Indonesia, dopo il terremoto e lo tsunami anche l’eruzione di un vulcano: è emergenza assoluta


Dopo il terremoto e lo tsunami, che finora hanno restituito i cadaveri di 1.407 persone, l’isola indonesiana di Sulawesi è stata scossa questa mattina dall’eruzione del vulcano Soputan nella provincia del Nord. L’eruzione ha formato una colonna di fumo e cenere che ha raggiunto un’altezza di circa seimila metri. Le autorità hanno consigliato alla popolazione di evitare un’area fino a quattro chilometri intorno al vulcano, ma hanno fatto sapere che al momento non sono necessarie evacuazioni. I controllori del traffico aereo sono stati avvertiti dei rischi legati alle nubi di cenere.
Intanto prosegue la corsa contro il tempo per trovare altri sopravvissuti. Le autorità hanno fissato a venerdì – a una settimana esatta dalla calamità – il termine per le ricerche: dopo quella data le possibilità di trovare persone vive sotto le macerie è considerata vicina allo zero. La situazione – a cinque giorni dal doppio disastro di terremoto e tsunami – continua ad essere drammatica: scarseggiano i servizi essenziali e gli aiuti umanitari. Secondo l’Onu 200mila persone hanno bisogno di aiuti urgenti, e tra loro decine di migliaia di bambini.

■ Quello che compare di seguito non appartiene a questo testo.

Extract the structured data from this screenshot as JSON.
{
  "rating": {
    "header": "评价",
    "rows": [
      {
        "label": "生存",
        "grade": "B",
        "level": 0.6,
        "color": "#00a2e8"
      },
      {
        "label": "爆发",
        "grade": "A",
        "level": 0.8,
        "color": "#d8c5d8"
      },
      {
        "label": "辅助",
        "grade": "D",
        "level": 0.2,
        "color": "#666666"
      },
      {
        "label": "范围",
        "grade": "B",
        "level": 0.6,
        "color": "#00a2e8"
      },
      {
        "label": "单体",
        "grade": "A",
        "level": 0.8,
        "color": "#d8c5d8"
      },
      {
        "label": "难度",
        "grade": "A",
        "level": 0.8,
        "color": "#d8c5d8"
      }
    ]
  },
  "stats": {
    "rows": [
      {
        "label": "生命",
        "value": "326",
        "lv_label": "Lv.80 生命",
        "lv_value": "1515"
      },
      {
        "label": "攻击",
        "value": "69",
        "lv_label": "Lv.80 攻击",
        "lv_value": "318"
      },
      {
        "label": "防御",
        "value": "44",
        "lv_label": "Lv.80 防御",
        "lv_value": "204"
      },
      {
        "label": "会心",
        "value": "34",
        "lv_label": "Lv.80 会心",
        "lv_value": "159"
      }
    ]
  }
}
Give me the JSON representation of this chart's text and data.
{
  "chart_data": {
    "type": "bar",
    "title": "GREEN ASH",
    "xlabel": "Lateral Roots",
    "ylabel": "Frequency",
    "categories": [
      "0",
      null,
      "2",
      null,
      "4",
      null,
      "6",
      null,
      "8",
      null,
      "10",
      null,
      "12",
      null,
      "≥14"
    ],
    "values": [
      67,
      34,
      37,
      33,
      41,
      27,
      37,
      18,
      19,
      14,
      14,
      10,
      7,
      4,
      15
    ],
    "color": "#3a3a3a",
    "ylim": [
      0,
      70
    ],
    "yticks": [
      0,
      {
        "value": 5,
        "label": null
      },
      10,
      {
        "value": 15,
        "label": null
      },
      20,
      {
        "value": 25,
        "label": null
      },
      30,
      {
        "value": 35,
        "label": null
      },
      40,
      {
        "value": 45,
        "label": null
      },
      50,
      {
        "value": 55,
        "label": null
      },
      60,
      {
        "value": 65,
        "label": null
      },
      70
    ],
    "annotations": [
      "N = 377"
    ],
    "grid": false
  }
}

La crescente disperazione dei residenti è evidente: con 66 mila edifici crollati e intere aree non ancora raggiunte dai soccorritori, a Palu si moltiplicano i saccheggi dei negozi ancora in piedi, tra una crescente tensione tra la polizia e i residenti. Il maresciallo dall’aeronautica Hadi Tjahyanto ha comunicato che nella città sono stati inviati militari per sorvegliare infrastrutture, depositi di carburante, banche, il locale aeroporto ed impedire lo sciacallaggio.
Nella capitale provinciale, colpita sia dal sisma di magnitudo 7,5 sia dal maremoto, gli agenti ieri hanno sparato colpi in aria e gas lacrimogeni per cercare di disperdere una folla che assaltava un negozio. La polizia locale ha disposizioni precise: chiudere un occhio di fronte a chi cerca cibo e acqua, ma non permettere il saccheggio di altri prodotti. Il carburante in città è agli sgoccioli, la rete elettrica è ancora a singhiozzo, e l’azienda petrolifera nazionale Pertamina ha inviato navi-cisterna per i rifornimenti. Code di centinaia di metri sotto il sole cocente si formano per gli approvvigionamenti dei beni più necessari.
“Tutti hanno fame dopo diversi giorni senza mangiare”, ha detto in un’intervista in tv il capo dell’amministrazione della provincia di Donggala, un’area ancora largamente inesplorata dai soccorritori. “Dedichi attenzione a Donggala, signor Jokowi!”, si è visto gridare un residente – usando il soprannome del presidente indonesiano Joko Widodo – in un video di una rete locale. L’Organizzazione mondiale della sanità ha stimato che nella zona 310mila persone sono state colpite dal disastro.
Da Ginevra, le Nazioni Unite esprimono frustrazione per il lento avanzamento dei soccorsi. “Ci sono ancora vaste zone delle aree più colpite che non sono state ancora completamente raggiunte, ma i soccorritori stanno lavorando duro, fanno quello che possono”, ha detto nella serata di martedì Jens Laerke, dell’Ufficio per gli Affari umanitari. Si stanno intanto scavando nuove fosse comuni, alcune capaci di contenere fino a un migliaio di corpi. E dal fango e le macerie iniziano a emergere anche storie drammatiche. Come quella di una sorta di oratorio accanto una chiesa, in un villaggio vicino Palu, da cui sono stati estratti 34 corpi di ragazzini che stavano facendo catechismo. E altri 52 risultano dispersi.
La cattiva gestione dell’emergenza da parte delle autorità indonesiane, che solo ieri hanno chiesto espressamente l’assistenza internazionale, esaspera i residenti. Intervistati dalle tv locali, in molti lamentano l’assenza di aiuti e la priorità data ai grandi edifici di Palu, come alcuni hotel crollati (in particolare il Roa-Roa, dove si ritiene che sotto le macerie siano sepolte 60 persone) e il principale centro commerciale. Tale frustrazione e la mancanza di viveri sono un problema anche per la sicurezza dei convogli umanitari, che vengono ormai scortati dall’esercito e dalla polizia dopo che alcuni di essi sono stati minacciati da uomini armati.